Children chose their home reading book from book banded sets and are encouraged to change these books multiple times a week. The book banded sets match the children’s reading skills and are assessed using benchmarking; meaning they are at a level in which they can read independently. However, we suggest the children share their home readers with an adult to ensure comprehension skills can be developed at home with the use of adult questioning. Children learning Phase 2 to Phase 5a also take home a phonetically decodable book once a week that matches the phonemes they have been learning in their phonics lessons. The children keep this book for one week to continually practise the phonemes they have learnt and become secure with their phoneme recognition and blending. Children can read these books completely independently and we actively encourage the children to do so. Children also read phonetically decodable books during guided reading sessions both with an adult and independently to further apply the phonemes they have previously learnt. Additionally, children have the opportunity to take home a library book once a week. Library books are not phonetically decodable or matched to the children’s book bands. Instead, they are books intended to be shared with an adult to develop enjoyment and reading for pleasure which we believe is vital in helping children to become competent, fluent readers and to further develop their vocabulary.

Impact

In the summer term of Year 1, children take the government Phonics Screening Check. This progress check requires children to read 40 decodable words (both real and pseudo). Through successfully teaching our phonics scheme, children are well prepared and confident with reading and are equipped with the tools to decode unfamiliar words. The Phonics Screening Check supports teacher judgement and identifies those children who are not at the expected level in reading and therefore, we continue to support these children and provide further interventions to help them to become competent and fluent readers.

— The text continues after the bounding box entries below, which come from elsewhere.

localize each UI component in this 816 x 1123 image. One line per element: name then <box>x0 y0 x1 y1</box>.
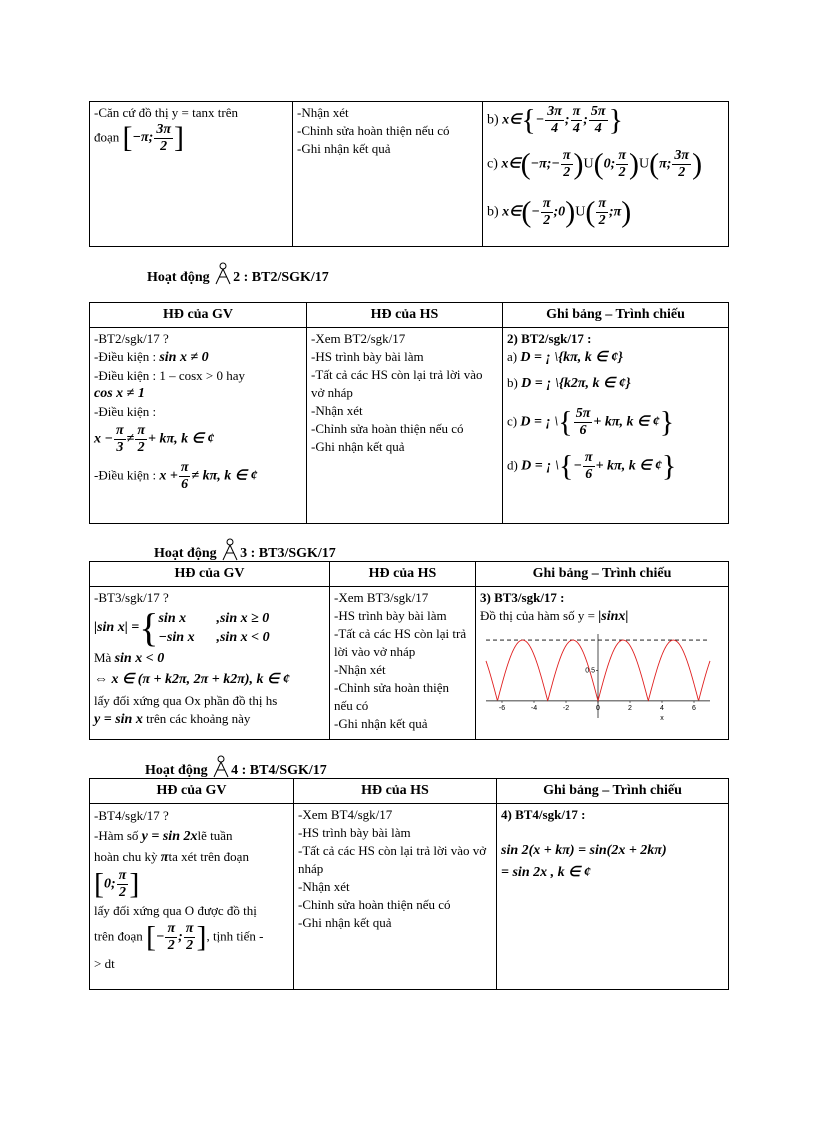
gv-cell: -BT2/sgk/17 ? -Điều kiện : sin x ≠ 0 -Điều kiện : 1 – cosx > 0 hay cos x ≠ 1 -Điều kiện : x − $\frac{\pi}{3}$ ≠ $\frac{\pi}{2}$ + kπ, k ∈ ¢ -Điều kiện : x + $\frac{\pi}{6}$ ≠ kπ, k ∈ ¢ <box>90 328 307 524</box>
activity-4-title: Hoạt động 4 : BT4/SGK/17 <box>145 755 327 779</box>
x-tick-label: 4 <box>660 704 664 712</box>
interval-expr: [−π; $\frac{3\pi}{2}$ ] <box>122 121 184 155</box>
compass-icon <box>211 755 231 779</box>
answer-line: b) x∈(− $\frac{\pi}{2}$ ;0)U( $\frac{\pi}{2}$ ;π) <box>487 195 632 229</box>
x-tick-label: -2 <box>562 704 570 712</box>
x-tick-label: 6 <box>692 704 696 712</box>
board-cell: 4) BT4/sgk/17 : sin 2(x + kπ) = sin(2x + 2kπ) = sin 2x , k ∈ ¢ <box>497 804 729 990</box>
x-tick-label: 2 <box>628 704 632 712</box>
board-cell <box>483 102 729 247</box>
compass-icon <box>220 538 240 562</box>
table-bt2 <box>89 302 729 524</box>
gv-text: -Căn cứ đồ thị y = tanx trên <box>94 105 238 120</box>
header-hs: HĐ của HS <box>330 562 476 587</box>
answer-line: b) x∈{− $\frac{3\pi}{4}$ ; $\frac{\pi}{4}$ ; $\frac{5\pi}{4}$ } <box>487 103 623 137</box>
hs-line: -Nhận xét <box>297 105 349 120</box>
hs-cell: -Xem BT3/sgk/17 -HS trình bày bài làm -Tất cả các HS còn lại trả lời vào vở nháp -Nhận xét -Chỉnh sửa hoàn thiện nếu có -Ghi nhận kết quả <box>330 587 476 740</box>
hs-cell <box>293 102 483 247</box>
y-tick-label: 0.5 <box>585 667 595 675</box>
answer-line: c) x∈(−π;− $\frac{\pi}{2}$ )U(0; $\frac{\pi}{2}$ )U(π; $\frac{3\pi}{2}$ ) <box>487 147 703 181</box>
hs-line: -Chỉnh sửa hoàn thiện nếu có <box>297 123 450 138</box>
header-gv: HĐ của GV <box>90 562 330 587</box>
board-cell: 3) BT3/sgk/17 : Đồ thị của hàm số y = |sinx| -6 -4 -2 0 2 4 6 0.5 x <box>476 587 729 740</box>
header-gv: HĐ của GV <box>90 779 294 804</box>
header-board: Ghi bảng – Trình chiếu <box>476 562 729 587</box>
header-hs: HĐ của HS <box>294 779 497 804</box>
gv-cell: -BT3/sgk/17 ? |sin x| = { sin x ,sin x ≥ 0 −sin x ,sin x < 0 Mà sin x < 0 ⇔ x ∈ (π + k2π, 2π + k2π), k ∈ ¢ lấy đối xứng qua Ox phần đồ thị hs y = sin x trên các khoảng này <box>90 587 330 740</box>
header-board: Ghi bảng – Trình chiếu <box>503 303 729 328</box>
header-board: Ghi bảng – Trình chiếu <box>497 779 729 804</box>
abs-sin-chart <box>480 628 716 724</box>
hs-line: -Ghi nhận kết quả <box>297 141 391 156</box>
gv-text: đoạn <box>94 129 120 145</box>
table-bt4 <box>89 778 729 990</box>
board-cell: 2) BT2/sgk/17 : a) D = ¡ \{kπ, k ∈ ¢} b) D = ¡ \{k2π, k ∈ ¢} c) D = ¡ \{ $\frac{5\pi}{6}$ + kπ, k ∈ ¢} d) D = ¡ \{− $\frac{\pi}{6}$ + kπ, k ∈ ¢} <box>503 328 729 524</box>
x-tick-label: 0 <box>596 704 600 712</box>
header-hs: HĐ của HS <box>307 303 503 328</box>
x-tick-label: -6 <box>498 704 506 712</box>
activity-2-title: Hoạt động 2 : BT2/SGK/17 <box>147 262 329 286</box>
gv-cell <box>90 102 293 247</box>
header-gv: HĐ của GV <box>90 303 307 328</box>
hs-cell: -Xem BT4/sgk/17 -HS trình bày bài làm -Tất cả các HS còn lại trả lời vào vở nháp -Nhận xét -Chỉnh sửa hoàn thiện nếu có -Ghi nhận kết quả <box>294 804 497 990</box>
x-tick-label: -4 <box>530 704 538 712</box>
table-bt3 <box>89 561 729 740</box>
activity-3-title: Hoạt động 3 : BT3/SGK/17 <box>154 538 336 562</box>
x-axis-label: x <box>660 715 664 722</box>
hs-cell: -Xem BT2/sgk/17 -HS trình bày bài làm -Tất cả các HS còn lại trả lời vào vở nháp -Nhận xét -Chỉnh sửa hoàn thiện nếu có -Ghi nhận kết quả <box>307 328 503 524</box>
gv-cell: -BT4/sgk/17 ? -Hàm số y = sin 2xlẽ tuần hoàn chu kỳ πta xét trên đoạn [0; $\frac{\pi}{2}$ ] lấy đối xứng qua O được đồ thị trên đoạn [− $\frac{\pi}{2}$ ; $\frac{\pi}{2}$ ], tịnh tiến - > dt <box>90 804 294 990</box>
table-bt1 <box>89 101 729 247</box>
compass-icon <box>213 262 233 286</box>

By providing our children with high quality, daily phonics lessons we know the impact of our scheme ensures that we are supporting our children to become successful readers and writers through a true enjoyment of phonics lessons. Our school phonics scheme ensures that all children (regardless of ability) are confident encoders and decoders with a secure phoneme-grapheme correspondence. From their daily phonics lessons in EYFS and KS1, the children develop the confidence to read and spell unfamiliar words and therefore, can continue to develop their reading and writing skills as they progress with their learning journey through KS2.